Vor allem aber verwirklichten Monika und Peter etwas, das ich in vielen anderen Fällen nur als schöne Illusion kennengelernt habe: die „Willkommenskultur“ im Tango.
Wer sich in Freising als Gast nicht bestens aufgehoben fühlte, war tatsächlich selber schuld. Auch Besucher, die alleine gekommen waren, blieben das nicht lange, da sie von den Gastgebern rasch auf die Tanzfläche entführt wurden. Oft hörte ich von Monika den Hinweis: „Dort drüben sitzt eine Frau, die noch nie bei uns war. Magst du mal mit ihr tanzen?“ Ihr Wunsch war mir natürlich Befehl. Und zum Abschied bekam jede Dame eine Rose.
Aus eigener Erfahrung wissen wir, welche Anstrengung es bedeutet, eine mehrstündige Milonga nebst allem Drum und Dran durchzuziehen. Sich dann noch Zeit für Tänze und Small Talk zu nehmen, stets ansprechbar zu sein, ist wahrlich eine besondere Leistung, die ich in dieser Intensität auf keiner anderen Veranstaltung erlebt habe.

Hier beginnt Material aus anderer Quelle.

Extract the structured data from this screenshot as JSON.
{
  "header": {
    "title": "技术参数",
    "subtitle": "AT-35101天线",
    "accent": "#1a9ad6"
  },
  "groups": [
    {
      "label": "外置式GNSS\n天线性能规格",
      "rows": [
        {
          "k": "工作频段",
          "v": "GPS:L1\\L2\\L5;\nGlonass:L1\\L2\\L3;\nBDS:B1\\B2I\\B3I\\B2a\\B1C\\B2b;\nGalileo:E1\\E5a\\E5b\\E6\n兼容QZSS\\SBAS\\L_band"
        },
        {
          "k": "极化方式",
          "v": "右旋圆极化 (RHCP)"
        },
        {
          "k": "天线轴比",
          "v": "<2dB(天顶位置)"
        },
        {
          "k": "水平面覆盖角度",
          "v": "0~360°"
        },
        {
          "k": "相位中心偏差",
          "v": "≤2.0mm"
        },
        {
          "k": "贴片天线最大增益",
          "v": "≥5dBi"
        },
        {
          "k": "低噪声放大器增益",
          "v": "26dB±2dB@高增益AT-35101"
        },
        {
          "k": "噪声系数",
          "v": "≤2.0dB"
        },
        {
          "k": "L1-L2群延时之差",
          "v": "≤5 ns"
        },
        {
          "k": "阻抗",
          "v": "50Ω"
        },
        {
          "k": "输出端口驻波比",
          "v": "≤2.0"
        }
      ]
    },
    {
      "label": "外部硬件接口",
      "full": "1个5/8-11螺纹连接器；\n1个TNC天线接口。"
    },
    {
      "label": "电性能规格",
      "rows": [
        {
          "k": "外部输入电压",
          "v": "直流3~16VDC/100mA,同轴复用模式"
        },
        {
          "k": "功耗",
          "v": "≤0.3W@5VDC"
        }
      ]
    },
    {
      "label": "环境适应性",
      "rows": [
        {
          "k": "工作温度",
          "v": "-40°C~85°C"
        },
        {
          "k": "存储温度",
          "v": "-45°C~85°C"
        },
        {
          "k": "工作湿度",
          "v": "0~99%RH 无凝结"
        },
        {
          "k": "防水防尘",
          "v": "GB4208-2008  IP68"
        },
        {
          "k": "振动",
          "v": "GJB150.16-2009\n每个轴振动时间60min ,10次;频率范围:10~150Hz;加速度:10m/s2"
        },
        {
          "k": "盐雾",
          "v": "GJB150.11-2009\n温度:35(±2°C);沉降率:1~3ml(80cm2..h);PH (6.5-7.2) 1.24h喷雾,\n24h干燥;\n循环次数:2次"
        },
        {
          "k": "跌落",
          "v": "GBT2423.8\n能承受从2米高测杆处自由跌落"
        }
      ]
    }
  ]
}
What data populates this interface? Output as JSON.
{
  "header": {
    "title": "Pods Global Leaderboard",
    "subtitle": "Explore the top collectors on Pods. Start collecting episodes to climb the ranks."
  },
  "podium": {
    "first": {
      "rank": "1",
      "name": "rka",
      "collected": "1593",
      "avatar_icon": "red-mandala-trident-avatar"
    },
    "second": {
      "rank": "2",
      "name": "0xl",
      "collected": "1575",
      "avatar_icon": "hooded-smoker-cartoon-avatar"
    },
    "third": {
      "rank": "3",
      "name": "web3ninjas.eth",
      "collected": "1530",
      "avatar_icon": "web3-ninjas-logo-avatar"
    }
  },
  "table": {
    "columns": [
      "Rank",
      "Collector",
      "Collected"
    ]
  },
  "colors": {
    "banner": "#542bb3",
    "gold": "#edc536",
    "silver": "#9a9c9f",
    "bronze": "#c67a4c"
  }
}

Gedankt wurde es den beiden nicht immer. Aber auch miese Besucherzahlen, eigene Erkrankungen und sogar ein Polizeieinsatz wegen angeblicher Ruhestörung konnten die beiden Gastgeber nicht entmutigen. Und dass sie zu Pandemie-Zeiten eine sehr vorsichtige Linie verfolgten, hat einigen nicht gefallen und zu bösen Reaktionen geführt.
Daher möchte ich bei meiner Grabrede nicht unerwähnt lassen: Es ist stets besser, sich um die Lebenden zu kümmern als bei der Beerdigung Tränen zu vergießen.
Und, lieber Peter, mit 81 Jahren darf man getrost in den Ruhestand gehen! Blicken wir aber auch nach vorne: Da wir nun alle frei von Veranstalter-Pflichten sind, werden wir hoffentlich noch öfter einige private Tanzrunden auf dem Pörnbacher Parkett oder auch im Echinger Wintergarten drehen können. Und das zu Musik, die uns gefällt – und frei von allen unnötigen Tangoreglements.
„Tango geht auch anders“: Diesen Wahlspruch von mir habe ich in Freising oft genug verwirklicht gesehen. Von Zweien, die – fernab von aktuellen Tangomoden – stets ihren eigenen Weg verfolgt haben.
Daher darf ich heute feststellen: Peter und Monika haben sich um den Tango verdient gemacht.
Danke für besonders würdevolle Würdigung! Wir werden sie nächstes Mal vorlesen ... oder war das im nächsten Leben? Egal, der Tango geht weiter, irgendwo, immer.
AntwortenLöschenLieber Peter,
Löschenich habe den Text sehr gerne geschrieben und auch die Rede gehalten. Dass die Milonga so lange lief, ist euer Verdienst.
Und ja - der Tango geht weiter. Auch unserer.